From what I saw at Padepokan Seni, Wayang hiphop remains at the experimental phase but growing in confidence. At the start, two groups of female dancers, one young and beautiful and one old and comic, danced to Javanese pop music. The dancers it seems were all associated with Padepokan Seni - when Wayang Hiphop had performed elsewhere local artists had also been incorporated. There was a story at the core of the show in which Petruk had been conned into paying 50 million rupiah to get his son Petrik a job, and then extracted money from Bagong who borrowed money from Gareng. During the course of the story, Petruk pays a visit to the police office to report the con.

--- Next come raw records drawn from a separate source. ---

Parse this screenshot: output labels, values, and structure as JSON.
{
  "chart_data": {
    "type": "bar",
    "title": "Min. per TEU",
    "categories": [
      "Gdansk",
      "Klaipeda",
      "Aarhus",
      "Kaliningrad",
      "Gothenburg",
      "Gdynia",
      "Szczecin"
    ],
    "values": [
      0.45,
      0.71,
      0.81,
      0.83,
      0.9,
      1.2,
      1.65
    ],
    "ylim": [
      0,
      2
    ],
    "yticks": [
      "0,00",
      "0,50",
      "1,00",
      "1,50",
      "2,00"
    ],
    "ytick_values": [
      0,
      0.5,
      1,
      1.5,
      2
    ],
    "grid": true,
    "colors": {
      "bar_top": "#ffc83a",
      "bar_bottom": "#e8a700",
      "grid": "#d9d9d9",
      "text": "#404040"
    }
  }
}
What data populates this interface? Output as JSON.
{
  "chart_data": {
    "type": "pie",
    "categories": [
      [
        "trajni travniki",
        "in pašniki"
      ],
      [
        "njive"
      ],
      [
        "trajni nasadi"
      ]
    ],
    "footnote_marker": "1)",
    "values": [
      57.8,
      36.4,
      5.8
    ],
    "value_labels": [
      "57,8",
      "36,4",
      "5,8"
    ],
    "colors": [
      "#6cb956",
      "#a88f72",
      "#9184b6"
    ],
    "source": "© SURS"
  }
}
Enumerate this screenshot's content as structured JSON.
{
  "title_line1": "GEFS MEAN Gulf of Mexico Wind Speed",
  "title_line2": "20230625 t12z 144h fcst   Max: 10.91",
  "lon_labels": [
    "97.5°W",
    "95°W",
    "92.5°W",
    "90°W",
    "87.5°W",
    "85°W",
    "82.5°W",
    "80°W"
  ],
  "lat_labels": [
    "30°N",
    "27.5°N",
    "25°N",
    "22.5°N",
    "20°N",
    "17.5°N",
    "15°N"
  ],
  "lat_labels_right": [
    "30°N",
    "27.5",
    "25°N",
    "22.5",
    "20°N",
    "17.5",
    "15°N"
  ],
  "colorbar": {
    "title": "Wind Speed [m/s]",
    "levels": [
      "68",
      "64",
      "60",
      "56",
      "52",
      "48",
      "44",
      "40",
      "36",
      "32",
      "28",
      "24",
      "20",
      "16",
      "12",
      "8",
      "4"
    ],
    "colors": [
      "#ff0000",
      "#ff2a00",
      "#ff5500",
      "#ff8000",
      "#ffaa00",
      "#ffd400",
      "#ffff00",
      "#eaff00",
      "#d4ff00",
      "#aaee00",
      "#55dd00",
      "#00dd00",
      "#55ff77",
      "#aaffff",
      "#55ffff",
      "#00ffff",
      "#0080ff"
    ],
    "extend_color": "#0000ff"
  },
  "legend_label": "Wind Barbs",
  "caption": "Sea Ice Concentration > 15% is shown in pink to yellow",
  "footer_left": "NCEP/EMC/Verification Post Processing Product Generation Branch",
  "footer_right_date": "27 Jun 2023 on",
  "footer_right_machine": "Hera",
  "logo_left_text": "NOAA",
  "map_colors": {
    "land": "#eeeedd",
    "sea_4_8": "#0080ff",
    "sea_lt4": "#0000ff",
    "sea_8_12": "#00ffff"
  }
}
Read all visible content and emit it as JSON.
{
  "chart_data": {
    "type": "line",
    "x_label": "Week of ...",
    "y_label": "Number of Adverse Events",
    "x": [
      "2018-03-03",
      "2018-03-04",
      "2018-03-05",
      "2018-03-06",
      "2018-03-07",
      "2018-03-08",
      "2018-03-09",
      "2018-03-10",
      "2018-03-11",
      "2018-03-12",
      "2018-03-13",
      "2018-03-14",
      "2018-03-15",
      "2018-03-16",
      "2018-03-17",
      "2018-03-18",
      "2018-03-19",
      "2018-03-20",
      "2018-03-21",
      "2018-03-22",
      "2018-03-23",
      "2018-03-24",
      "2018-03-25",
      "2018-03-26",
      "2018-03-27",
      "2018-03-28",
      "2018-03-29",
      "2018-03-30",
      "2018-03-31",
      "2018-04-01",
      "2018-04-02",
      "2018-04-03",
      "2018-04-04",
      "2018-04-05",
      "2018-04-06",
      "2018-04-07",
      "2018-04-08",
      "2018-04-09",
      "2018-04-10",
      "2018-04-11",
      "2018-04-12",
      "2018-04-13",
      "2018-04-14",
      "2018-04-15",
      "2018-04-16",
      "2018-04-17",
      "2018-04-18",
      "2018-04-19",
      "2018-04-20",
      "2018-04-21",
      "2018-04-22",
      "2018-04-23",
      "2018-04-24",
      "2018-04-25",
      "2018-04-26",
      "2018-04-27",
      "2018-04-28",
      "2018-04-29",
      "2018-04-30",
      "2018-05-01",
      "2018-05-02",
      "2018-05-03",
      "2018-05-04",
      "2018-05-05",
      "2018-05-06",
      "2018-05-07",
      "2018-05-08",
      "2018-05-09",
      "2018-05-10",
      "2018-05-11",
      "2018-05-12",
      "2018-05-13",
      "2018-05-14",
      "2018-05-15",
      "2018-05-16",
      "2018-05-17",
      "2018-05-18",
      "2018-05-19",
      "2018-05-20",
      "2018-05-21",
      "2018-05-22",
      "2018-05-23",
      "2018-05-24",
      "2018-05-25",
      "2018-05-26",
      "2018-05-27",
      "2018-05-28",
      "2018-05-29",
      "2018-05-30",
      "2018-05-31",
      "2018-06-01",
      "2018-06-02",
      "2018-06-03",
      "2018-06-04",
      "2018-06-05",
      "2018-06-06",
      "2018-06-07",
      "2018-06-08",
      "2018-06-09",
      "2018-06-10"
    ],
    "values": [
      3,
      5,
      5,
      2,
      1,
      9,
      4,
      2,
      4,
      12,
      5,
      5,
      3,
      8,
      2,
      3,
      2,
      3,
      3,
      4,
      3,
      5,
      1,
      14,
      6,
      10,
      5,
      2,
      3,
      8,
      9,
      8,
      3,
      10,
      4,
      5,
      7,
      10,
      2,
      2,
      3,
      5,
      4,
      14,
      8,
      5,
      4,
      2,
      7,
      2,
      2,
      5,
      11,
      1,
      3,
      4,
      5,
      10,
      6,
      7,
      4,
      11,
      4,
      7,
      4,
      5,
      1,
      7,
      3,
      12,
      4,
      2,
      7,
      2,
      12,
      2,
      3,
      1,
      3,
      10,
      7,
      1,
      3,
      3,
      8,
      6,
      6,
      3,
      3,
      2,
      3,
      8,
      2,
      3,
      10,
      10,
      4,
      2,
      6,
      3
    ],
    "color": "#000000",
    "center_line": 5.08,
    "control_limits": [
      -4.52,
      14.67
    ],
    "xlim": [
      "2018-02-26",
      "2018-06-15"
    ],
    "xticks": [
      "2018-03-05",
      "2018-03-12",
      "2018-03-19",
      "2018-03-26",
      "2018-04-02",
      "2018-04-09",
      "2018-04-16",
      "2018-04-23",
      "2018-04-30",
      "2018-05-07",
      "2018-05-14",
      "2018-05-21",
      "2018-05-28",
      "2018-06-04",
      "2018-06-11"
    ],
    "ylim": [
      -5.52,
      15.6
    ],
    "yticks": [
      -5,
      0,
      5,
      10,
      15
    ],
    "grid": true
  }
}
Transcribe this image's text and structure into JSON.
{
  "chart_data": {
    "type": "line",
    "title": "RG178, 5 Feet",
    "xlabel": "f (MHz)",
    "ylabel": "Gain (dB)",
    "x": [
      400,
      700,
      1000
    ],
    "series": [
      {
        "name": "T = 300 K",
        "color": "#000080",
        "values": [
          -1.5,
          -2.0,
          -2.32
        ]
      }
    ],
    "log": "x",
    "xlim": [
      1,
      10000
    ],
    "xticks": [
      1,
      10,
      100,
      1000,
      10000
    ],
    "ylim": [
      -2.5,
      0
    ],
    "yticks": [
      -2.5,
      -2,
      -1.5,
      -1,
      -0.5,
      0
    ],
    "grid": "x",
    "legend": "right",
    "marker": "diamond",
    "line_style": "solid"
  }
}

This was portrayed ingeniously through a projected background and the shadow of a policeman (played by an actor) and the sound of a clicking typewriter. (Other projections included images of central Jakarta -- the National Monument and the like -- and moneybags. Ambient sound was also used to convey the atmosphere of the city.) In the end, Semar is called in to settle the matter. Comic skits like this are common in wayang kulit, and other folk forms like ludrug and kethoprak, and Benyek is a good comic and the audience had no problem with the innovations he introduced, and clearly enjoyed the moments when the two male rappers and female singer emerged from behind the screen to sing, rap and participate in the comedy. Benyek moved easily between roles as MC, vocalist and puppeteer. His outfit - a combination of standard kejawen with dark shades and trainers -- got a laugh upon its initial appearance but seemed quite apt after a while. The audience responded enthusiastically to a quiz at the end in which questions were asked by Benyek (e.g. 'What are the name of Bagong's and Petruk's sons in Wayang Hiphop?') and received Papermoon and Wayang Hiphop merchandise when they answered correctly.
After the show, I had a chance to talk briefly with Benyek. He says that the story that night was new, though many of the devices had been tried before. He spoke also about how much of a pleasure it has been to collaborate with Mexican puppeteer Miguel Escobar, who has been doing participatory research on wayang hiphop towards his PhD at NUS. Miguel shows no compunctions about playing the role of the tourist in these shows, speaking crude Javanese on stage and generally being the butt of Benyek's jokes. Benyek says that people like Miguel and myself are critical for supporting his work - as he is a freelance dalang he doesn't have an institutional base and has had little help from institutions like Pepadi in creating his new work. The Ramadhan tour of Wayang Hiphop last August was a huge success - with 15 performances including devoutly religious places like Demak where wayang is very rarely to be seen. Many of these performances also were accompanied by proselytizing. In these plays, a preacher typically would show up and enlighten the nakal (naughty) hiphop artists and clown servants. Benyek said that he played the role of being nakal to the hilt as there was no point in him acting pious on stage as that dramatic role would be carried by a real preacher. When we parted we both admitted a desire to work together again. We'll see what form that collaboration takes.